The Role of Content Marketing to Attract, Acquire & Engage
As I continued my business journey I began to better understand the role corporate storytelling and content marketing could play in helping grow my brand and business. If you are yet to get your head around content marketing, I suggest you do! It is an approach that helps you better understand how your website, social media and email marketing all hang together so you can maximise your online assets.
My Checklist When I Write a Blog
Some examples of my checklist items after I have written the first draft here on WordPress include:
I try to choose a relevant headline that addresses a topic my clients can relate to. I may sometimes use a headline checker.
Focused Opening Statement
If you revisit the opening statement of this article you will see I speak directly to the reader and explain very quickly what I am writing about and what they can expect from the article.
A Sense of Me
I also try to inject a sense of how I think or approach my client work so potential clients can get to know what I am like to work with and what drives my approach to Think Bespoke and our service offerings. This can also often include links to previous articles I have written.
Image and headline selection can take me as long to decide as the time it takes to write the article. I normally pay for my images and make sure I describe the images with the same wording as the headline (Alt Text). Alt Text and optimal format is described in more detail in this Moz article.
Title, Description & Key Words
These are chosen based on the overall content marketing framework (as mentioned earlier) and need to be completed in full and consistently with the Headline and Headings (H1, H2 and H3) used throughout the blog. This relates to SEO, which is a big topic and far beyond the scope of the purpose of today’s article. For a basic explanation of SEO for Bloggers visit this Problogger article. And then search Problogger’s SEO categories for more information.

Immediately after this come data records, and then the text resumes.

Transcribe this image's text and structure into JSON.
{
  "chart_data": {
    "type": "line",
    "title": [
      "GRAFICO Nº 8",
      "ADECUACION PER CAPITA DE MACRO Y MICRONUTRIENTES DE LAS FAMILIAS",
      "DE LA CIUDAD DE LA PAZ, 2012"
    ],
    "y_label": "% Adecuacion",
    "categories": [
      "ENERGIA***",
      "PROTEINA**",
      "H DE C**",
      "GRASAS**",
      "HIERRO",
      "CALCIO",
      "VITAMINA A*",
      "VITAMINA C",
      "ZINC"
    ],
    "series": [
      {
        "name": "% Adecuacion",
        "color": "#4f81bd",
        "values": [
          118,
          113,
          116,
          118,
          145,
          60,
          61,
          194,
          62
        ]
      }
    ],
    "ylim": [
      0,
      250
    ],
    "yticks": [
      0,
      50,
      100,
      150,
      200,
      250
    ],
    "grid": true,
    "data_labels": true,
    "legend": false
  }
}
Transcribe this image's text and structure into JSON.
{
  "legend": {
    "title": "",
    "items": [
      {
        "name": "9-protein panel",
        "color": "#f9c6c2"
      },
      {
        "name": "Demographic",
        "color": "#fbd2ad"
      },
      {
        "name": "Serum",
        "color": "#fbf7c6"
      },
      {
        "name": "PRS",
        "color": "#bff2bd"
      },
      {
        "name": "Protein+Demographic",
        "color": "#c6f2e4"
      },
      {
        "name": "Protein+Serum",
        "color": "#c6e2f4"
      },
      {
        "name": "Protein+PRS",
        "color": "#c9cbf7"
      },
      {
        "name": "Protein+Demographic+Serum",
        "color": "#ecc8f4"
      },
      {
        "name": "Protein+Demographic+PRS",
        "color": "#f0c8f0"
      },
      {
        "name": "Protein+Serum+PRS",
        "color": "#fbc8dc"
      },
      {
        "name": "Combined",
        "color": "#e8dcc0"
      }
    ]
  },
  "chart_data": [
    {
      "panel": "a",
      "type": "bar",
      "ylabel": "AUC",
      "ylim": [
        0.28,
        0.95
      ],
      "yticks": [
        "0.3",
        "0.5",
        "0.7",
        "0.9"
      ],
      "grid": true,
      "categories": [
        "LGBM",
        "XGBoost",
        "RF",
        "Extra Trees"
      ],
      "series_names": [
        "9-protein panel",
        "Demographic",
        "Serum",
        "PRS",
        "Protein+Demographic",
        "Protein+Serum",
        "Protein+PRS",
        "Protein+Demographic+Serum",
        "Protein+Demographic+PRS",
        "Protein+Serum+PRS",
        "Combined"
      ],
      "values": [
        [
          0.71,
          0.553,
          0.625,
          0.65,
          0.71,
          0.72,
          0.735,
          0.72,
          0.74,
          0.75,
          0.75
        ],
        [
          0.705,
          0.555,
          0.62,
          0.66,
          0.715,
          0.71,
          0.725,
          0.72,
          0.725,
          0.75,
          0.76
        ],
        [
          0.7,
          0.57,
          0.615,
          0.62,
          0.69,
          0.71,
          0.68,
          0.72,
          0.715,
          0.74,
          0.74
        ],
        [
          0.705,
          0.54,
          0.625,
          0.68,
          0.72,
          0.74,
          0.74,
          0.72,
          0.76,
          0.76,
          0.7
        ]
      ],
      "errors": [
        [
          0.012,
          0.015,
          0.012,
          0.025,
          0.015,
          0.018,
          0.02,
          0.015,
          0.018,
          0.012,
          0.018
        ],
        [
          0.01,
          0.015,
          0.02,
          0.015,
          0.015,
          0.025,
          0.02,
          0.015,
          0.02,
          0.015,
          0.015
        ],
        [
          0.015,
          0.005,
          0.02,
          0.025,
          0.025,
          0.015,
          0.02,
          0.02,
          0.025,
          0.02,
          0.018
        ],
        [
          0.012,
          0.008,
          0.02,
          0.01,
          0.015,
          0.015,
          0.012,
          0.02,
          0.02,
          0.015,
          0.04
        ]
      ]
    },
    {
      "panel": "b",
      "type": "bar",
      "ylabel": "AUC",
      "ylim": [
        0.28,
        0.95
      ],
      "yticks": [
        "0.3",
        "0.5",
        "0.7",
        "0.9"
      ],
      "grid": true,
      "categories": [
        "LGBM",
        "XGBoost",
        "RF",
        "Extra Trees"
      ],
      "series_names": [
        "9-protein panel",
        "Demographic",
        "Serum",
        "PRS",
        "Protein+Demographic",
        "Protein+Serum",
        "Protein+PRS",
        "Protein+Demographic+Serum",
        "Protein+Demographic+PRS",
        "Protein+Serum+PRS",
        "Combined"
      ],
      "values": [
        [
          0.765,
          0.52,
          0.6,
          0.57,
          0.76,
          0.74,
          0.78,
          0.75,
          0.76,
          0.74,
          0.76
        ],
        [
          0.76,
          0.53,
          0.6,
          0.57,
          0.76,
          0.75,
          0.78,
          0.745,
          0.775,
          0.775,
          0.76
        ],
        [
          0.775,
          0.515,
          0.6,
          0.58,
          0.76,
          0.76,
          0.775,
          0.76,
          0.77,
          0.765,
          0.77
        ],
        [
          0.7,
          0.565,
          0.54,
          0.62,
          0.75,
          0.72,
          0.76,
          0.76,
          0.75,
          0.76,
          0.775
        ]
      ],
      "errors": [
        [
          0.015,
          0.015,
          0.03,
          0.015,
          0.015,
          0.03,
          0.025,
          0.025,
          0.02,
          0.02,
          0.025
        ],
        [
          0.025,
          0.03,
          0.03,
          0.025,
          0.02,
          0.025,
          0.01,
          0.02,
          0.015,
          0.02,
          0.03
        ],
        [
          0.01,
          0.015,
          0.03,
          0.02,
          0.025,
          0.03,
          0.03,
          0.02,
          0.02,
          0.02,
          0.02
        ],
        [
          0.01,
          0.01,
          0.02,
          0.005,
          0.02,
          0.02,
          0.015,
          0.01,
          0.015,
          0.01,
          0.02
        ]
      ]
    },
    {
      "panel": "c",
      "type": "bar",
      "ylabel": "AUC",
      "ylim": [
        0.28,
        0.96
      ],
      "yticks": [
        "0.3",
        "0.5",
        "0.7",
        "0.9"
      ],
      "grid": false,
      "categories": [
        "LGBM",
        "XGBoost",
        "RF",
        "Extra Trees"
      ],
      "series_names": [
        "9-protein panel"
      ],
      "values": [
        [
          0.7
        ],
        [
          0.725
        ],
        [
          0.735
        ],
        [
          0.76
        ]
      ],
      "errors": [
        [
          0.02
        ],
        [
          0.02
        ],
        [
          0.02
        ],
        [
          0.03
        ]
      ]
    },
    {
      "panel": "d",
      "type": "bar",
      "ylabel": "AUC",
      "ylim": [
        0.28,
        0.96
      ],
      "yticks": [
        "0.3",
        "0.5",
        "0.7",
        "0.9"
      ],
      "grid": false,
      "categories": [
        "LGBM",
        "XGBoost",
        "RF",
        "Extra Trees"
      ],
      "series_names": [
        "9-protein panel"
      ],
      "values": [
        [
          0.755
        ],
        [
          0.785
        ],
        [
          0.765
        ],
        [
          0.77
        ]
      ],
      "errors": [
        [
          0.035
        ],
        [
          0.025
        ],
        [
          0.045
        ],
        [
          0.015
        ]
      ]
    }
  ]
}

How to treat your categories and tags is a much longer conversation which I can have with you 1:1, but I will say to start out as you mean to go and set your categories with your ideal client in mind. As you build a library of content (blogs, vlogs and podcasts) you can point prospective clients to these resources on your website to help explain concepts and ideas you find yourself repeating.
Publish, Edit, Edit
By creating the weekly discipline of writing my blog I am mostly able to stick to my self imposed deadlines. Sometimes I will publish and then go back and edit over the next few days. If I miss my self imposed deadline, as was this case with this article, I will back date the article by a day or two to keep the consistency of timing. Sometimes I am in my flow and will write three blogs at once.
How long does it take me to write a blog (I am often asked this)?
It depends on the content, but anywhere from 45 minutes to 2 hours is generally how long it can take me to write a blog.
Do I do all my own writing (I am often asked this too)?
Mostly, yes. Occasionally I will transcribe training I’ve delivered and ask a team member to draft a blog for me, but this is about 1% of the time.
If I invite I guest on the blog, I will generally introduce them and then hand over to them.
In the past I have also had a Career Q&A series which I asked a series of set questions which were then answered by the people I interviewed.